I was happy to purchase this book at Kinokuniya (I can’t believe my SF store has already had a 50 year anniversary!), and appreciate Urbanowicz’ drawing styles, comments on watercolor pencils (I use them, so I laughed out loud), and the skill, sensitivity, and affection this artist has for his subjections.

If you loved Tokyo at Night, you might love this, too!

Book (Manga): The Blood of the Butterfly by Remin

The Blood of the Butterfly
by Remin
published by Tappytoon.com
2022

In a grim future, giant alien insects invade earth and violently devastate the population. A heroine appears to fight them; after her death, through risky experiments, the government imbues a group of orphans with her powers. These young people are humanity’s only defense against body-snatching and massacres by these aliens.

One day, another child appears, and seems to also have insect-battling abilities. How is that even possible? And will his arrival turn the tide so that humanity can finally win?

This is a dark tale of a brutal future where children with differently manifesting powers fight on behalf of people who both admire and ostracize their heroes for their freakish abilities. Meanwhile, the arrival of a new child suggests the government keeps strange secrets.

It is high stakes and somewhat dark in subject matter. Kids risking their lives to fight aliens (while adults… don’t) is a grim topic, though it gives them some agency, and they fight to win.

This was my first Tappytoon comic, and I found it well-paced, well drawn, and interesting.

Language: Still Duolingo-ing

Yes, it is outrageous. Yes, it is good practice. Yes, I’ve been at it so long that they keep updating the lessons AROUND me.

This year I spent time on Hawaiian, and then switched back to German. I miss Japanese, but fear that I forgot all the kanji already. I’m not cool enough for French and Spanish this year, though I’m happy that I found my notebook with Spanish and Japanese notes. (They… are not similar!)

Yes, I’m a paying member, so I was able to buy a “streak freeze” on the few days I couldn’t get to my lessons before midnight. But STILL. I’m… persistent! The owl (die Eule) mascot, Duo, is momentarily appeased.

Aside: Morning Motivation

You know what helps make it easier to get out of a warm, cozy bed in the morning?

Knowing that you baked a pie the previous night.

Just knowing that there is a freshly baked pumpkin pie somewhere in the house (well, in the fridge), waiting for the right moment to join a meal or coffee, is so ENCOURAGING.

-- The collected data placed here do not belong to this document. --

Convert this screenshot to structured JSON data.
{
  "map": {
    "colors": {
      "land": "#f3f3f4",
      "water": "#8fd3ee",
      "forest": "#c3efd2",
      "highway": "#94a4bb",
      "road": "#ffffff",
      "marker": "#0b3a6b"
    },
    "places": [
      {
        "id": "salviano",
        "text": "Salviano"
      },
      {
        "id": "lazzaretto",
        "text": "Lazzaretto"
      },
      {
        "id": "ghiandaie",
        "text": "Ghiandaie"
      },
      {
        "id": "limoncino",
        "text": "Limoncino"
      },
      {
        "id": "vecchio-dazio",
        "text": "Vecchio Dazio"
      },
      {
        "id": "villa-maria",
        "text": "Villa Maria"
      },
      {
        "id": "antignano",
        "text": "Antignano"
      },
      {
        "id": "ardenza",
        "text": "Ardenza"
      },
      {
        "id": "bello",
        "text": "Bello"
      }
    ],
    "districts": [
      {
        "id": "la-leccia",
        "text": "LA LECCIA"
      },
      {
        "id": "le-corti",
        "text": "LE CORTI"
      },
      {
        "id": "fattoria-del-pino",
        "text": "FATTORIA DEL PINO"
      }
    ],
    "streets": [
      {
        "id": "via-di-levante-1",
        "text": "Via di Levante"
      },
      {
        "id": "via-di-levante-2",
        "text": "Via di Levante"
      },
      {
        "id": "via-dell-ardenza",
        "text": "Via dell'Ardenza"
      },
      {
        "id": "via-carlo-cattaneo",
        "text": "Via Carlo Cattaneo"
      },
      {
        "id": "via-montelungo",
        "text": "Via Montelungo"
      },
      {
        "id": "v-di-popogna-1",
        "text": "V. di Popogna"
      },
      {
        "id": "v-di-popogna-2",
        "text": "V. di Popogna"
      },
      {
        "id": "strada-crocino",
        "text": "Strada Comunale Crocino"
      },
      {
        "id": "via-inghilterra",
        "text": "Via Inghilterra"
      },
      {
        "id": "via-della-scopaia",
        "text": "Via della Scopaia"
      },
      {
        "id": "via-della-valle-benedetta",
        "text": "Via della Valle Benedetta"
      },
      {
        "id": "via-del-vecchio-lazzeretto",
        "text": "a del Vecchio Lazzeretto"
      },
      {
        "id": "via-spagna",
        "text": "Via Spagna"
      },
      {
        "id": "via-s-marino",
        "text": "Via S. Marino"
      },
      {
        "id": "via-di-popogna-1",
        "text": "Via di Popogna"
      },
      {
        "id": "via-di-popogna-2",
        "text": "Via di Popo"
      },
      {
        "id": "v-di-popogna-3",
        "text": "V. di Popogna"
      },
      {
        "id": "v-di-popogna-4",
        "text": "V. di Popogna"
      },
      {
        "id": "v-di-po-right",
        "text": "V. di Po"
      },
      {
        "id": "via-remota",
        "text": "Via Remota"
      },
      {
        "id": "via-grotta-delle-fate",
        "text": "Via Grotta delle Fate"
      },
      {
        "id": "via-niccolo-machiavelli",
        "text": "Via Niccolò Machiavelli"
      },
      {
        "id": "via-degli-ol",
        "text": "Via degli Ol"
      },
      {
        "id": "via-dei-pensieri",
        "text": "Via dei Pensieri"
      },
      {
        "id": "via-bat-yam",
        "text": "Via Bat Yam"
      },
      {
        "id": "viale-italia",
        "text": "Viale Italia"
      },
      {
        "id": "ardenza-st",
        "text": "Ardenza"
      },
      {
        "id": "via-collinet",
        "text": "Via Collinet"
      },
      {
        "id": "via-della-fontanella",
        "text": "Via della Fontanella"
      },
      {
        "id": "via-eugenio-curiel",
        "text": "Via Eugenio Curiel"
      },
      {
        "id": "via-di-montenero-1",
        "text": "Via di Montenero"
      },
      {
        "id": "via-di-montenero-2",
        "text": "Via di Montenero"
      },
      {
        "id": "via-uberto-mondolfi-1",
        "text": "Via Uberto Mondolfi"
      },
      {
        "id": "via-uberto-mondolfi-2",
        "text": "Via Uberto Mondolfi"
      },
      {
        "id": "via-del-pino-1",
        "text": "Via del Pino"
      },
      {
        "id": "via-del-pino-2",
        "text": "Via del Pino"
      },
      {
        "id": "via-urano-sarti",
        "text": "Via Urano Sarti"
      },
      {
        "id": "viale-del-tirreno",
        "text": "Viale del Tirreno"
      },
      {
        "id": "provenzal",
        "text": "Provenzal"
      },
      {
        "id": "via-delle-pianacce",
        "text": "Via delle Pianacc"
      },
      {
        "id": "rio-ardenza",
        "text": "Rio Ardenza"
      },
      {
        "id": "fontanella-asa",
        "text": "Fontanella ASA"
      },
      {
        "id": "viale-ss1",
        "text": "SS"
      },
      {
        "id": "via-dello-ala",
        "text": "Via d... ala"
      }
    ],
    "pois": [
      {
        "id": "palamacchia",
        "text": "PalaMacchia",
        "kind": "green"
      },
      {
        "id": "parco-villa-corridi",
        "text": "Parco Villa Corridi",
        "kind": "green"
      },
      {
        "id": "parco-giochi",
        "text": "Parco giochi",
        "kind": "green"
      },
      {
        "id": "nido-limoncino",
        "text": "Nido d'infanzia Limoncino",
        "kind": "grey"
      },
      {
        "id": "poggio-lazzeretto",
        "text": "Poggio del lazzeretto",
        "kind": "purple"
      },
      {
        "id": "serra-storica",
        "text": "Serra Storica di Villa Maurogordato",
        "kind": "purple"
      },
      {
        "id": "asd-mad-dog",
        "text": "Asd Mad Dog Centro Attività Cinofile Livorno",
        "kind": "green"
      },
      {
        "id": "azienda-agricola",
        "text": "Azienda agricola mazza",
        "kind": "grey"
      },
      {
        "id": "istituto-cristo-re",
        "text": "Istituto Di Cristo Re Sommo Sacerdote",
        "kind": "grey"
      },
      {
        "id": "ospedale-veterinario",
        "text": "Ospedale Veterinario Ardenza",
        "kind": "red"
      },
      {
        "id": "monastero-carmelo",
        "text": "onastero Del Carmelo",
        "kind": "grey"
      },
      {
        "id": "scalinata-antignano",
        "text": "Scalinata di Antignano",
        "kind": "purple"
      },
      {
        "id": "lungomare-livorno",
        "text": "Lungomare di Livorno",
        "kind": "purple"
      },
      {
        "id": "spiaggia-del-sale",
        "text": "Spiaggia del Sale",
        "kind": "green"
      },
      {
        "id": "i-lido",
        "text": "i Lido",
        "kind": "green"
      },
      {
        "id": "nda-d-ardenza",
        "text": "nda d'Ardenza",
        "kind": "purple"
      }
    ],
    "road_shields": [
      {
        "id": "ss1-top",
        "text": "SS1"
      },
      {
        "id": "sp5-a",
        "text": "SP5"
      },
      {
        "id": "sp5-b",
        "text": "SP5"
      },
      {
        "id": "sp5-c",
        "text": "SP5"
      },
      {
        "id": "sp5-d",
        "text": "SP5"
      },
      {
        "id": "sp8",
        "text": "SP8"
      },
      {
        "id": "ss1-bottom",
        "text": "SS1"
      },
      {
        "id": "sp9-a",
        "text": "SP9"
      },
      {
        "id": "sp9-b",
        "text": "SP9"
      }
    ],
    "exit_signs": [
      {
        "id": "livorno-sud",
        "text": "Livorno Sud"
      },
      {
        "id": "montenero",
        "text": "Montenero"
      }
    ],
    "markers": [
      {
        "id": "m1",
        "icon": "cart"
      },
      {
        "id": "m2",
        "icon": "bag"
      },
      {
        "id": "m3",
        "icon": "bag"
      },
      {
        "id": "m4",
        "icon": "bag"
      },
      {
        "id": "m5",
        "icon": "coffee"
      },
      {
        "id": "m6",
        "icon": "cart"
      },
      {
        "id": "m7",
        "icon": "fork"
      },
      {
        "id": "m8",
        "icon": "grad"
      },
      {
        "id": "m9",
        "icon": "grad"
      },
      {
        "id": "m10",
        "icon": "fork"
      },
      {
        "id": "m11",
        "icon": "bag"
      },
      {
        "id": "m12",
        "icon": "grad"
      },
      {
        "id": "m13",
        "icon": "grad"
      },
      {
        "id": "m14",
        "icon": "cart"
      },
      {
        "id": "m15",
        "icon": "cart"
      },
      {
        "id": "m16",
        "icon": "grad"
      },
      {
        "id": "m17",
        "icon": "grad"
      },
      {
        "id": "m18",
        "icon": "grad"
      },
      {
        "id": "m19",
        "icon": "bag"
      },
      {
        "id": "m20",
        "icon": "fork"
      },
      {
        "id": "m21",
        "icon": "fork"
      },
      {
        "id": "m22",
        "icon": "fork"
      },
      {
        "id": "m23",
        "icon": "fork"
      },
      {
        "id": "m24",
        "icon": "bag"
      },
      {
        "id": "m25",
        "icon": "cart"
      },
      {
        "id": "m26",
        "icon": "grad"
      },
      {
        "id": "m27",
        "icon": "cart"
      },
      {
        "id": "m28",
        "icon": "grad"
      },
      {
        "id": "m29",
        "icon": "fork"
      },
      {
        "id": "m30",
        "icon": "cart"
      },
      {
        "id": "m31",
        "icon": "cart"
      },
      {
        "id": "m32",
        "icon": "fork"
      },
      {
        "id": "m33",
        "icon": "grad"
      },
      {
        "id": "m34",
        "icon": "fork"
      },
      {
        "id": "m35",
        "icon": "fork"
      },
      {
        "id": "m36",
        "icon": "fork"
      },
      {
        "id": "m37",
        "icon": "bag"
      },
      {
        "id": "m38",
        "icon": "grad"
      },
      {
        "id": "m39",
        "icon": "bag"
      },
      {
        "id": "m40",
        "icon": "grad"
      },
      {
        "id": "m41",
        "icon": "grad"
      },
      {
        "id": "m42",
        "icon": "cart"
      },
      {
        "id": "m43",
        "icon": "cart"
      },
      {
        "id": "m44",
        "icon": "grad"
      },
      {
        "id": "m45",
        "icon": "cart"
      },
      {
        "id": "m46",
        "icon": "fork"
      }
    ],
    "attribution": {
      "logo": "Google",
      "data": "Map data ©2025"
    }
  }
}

(My recipe for a high protein, vegan pumpkin pie here.)

Book: This Is How You Lose The Time War by Amal El-Mohtar & Max Gladstone

Book: this Is How You Lose The Time War
by Amal El-Mohtar & Max Gladstone
Audiobook published by Simon & Schuster Audio
2019

I had no idea that this audiobook (from Libro.fm) would be SO ENGAGING!

Time traveling agents comb through battlefields in the aftermath of devastating wars, and gather intelligence to make adjustments in time and events so that their own side will win. But at one battlefield, there is a note. A taunting, gloating note. An invitation to the finder from a skilled strategic rival to… do what, exactly?

Whether it is a dare or a trap, communicating with the enemy is highly dangerous. And yet, elaborately coded exchanges between these professional rivals begin, woven and shaped through time, so that only a specific arch enemy will spot and interpret it.

And those communications are… thrilling.

Are communications with enemy rivals supposed to be thrilling? Are finding their cleverly devised codes supposed to make your not-necessarily-human heart race?

This is a well-acted, FUN, page-turner-if-this-had-pages story of rivalry, risk, intrigue, and mutual admiration that delighted me. I recommend it highly.